Se podrían escribir, no una columna informativa, sino libros, y varios, sobre las acciones de Hebe de Bonafini. Lo cierto es que su lucha tiene frutos en los municipios, las provincias y el mundo. El Estado nacional decreto tres días de duelo. Y la familia -su hija Alejandra- pidió que les permitan intimidad para el día de hoy.

“¡¡Buen viaje luchadora inclaudicable!! Agradecerte sería poco”, escribió en sus redes Raquel Witis, de la Comisión Memoria Verdad y Justicia Zona Norte. La actriz y militante política tigrense, Mónica Spelzini Soto, también la recordó en su redes. “(…) cuando las contradicciones nos nublaban, tu voz y sabiduría nos acomodaba”.

La vicepresidenta de la Nación, Cristina Kirchner, escribió en su Telegram: “Dios te llamó el día de la soberanía nacional. No debe ser casualidad. Simplemente gracias y hasta siempre”. También el ministro de Obras Públicas, Gabriel Katopodis, con Nancy Cappelloni, referente política de San Martín, la despidieron en sus redes.
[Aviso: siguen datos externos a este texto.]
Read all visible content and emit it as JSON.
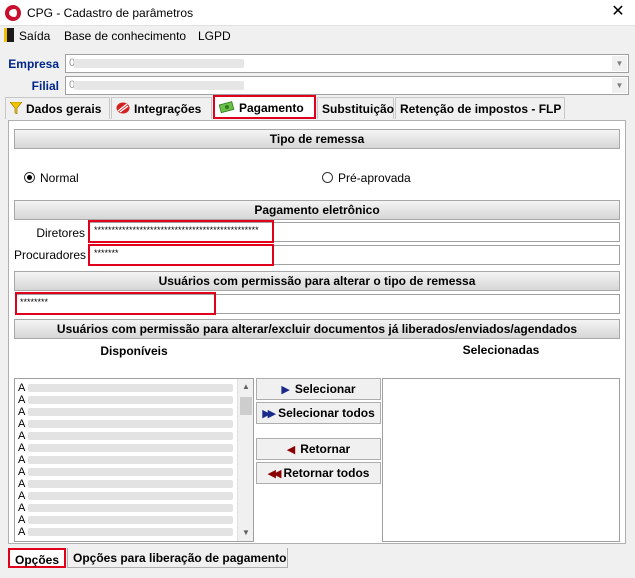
{
  "window": {
    "title": "CPG - Cadastro de parâmetros",
    "close_glyph": "✕",
    "app_icon": "cpg-logo-icon"
  },
  "menu": {
    "items": [
      "Saída",
      "Base de conhecimento",
      "LGPD"
    ]
  },
  "empresa": {
    "label": "Empresa",
    "value_first_char": "0"
  },
  "filial": {
    "label": "Filial",
    "value_first_char": "0"
  },
  "tabs": [
    {
      "label": "Dados gerais",
      "icon": "funnel-icon"
    },
    {
      "label": "Integrações",
      "icon": "stripes-icon"
    },
    {
      "label": "Pagamento",
      "icon": "money-icon",
      "active": true
    },
    {
      "label": "Substituição"
    },
    {
      "label": "Retenção de impostos - FLP"
    }
  ],
  "tipo_remessa": {
    "header": "Tipo de remessa",
    "options": [
      {
        "label": "Normal",
        "selected": true
      },
      {
        "label": "Pré-aprovada",
        "selected": false
      }
    ]
  },
  "pagamento_eletronico": {
    "header": "Pagamento eletrônico",
    "diretores_label": "Diretores",
    "diretores_value": "***********************************************",
    "procuradores_label": "Procuradores",
    "procuradores_value": "*******"
  },
  "usuarios_tipo_remessa": {
    "header": "Usuários com permissão para alterar o tipo de remessa",
    "value": "********"
  },
  "usuarios_documentos": {
    "header": "Usuários com permissão para alterar/excluir documentos já liberados/enviados/agendados",
    "disponiveis_label": "Disponíveis",
    "selecionadas_label": "Selecionadas",
    "disponiveis_items": [
      "A",
      "A",
      "A",
      "A",
      "A",
      "A",
      "A",
      "A",
      "A",
      "A",
      "A",
      "A",
      "A",
      "A"
    ],
    "buttons": {
      "selecionar": "Selecionar",
      "selecionar_todos": "Selecionar todos",
      "retornar": "Retornar",
      "retornar_todos": "Retornar todos"
    }
  },
  "bottom_tabs": [
    {
      "label": "Opções",
      "active": true
    },
    {
      "label": "Opções para liberação de pagamento"
    }
  ],
  "colors": {
    "highlight_red": "#e0001b",
    "label_blue": "#00258a",
    "arrow_navy": "#1a2a8a",
    "arrow_maroon": "#8b0000"
  }
}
En rigor, conocida la triste noticia, en todo el mundo literalmente se hace eco. Y llegan los mensajes de condolencia a la familia, y de reconocimiento por su lucha a la gran  Hebe de Bonafini, la valiente madre que dedicó su vida a los hijos, los que ella misma tuvo y los que la adoptaron. Por su coraje sí, pero sobre todo por su amor.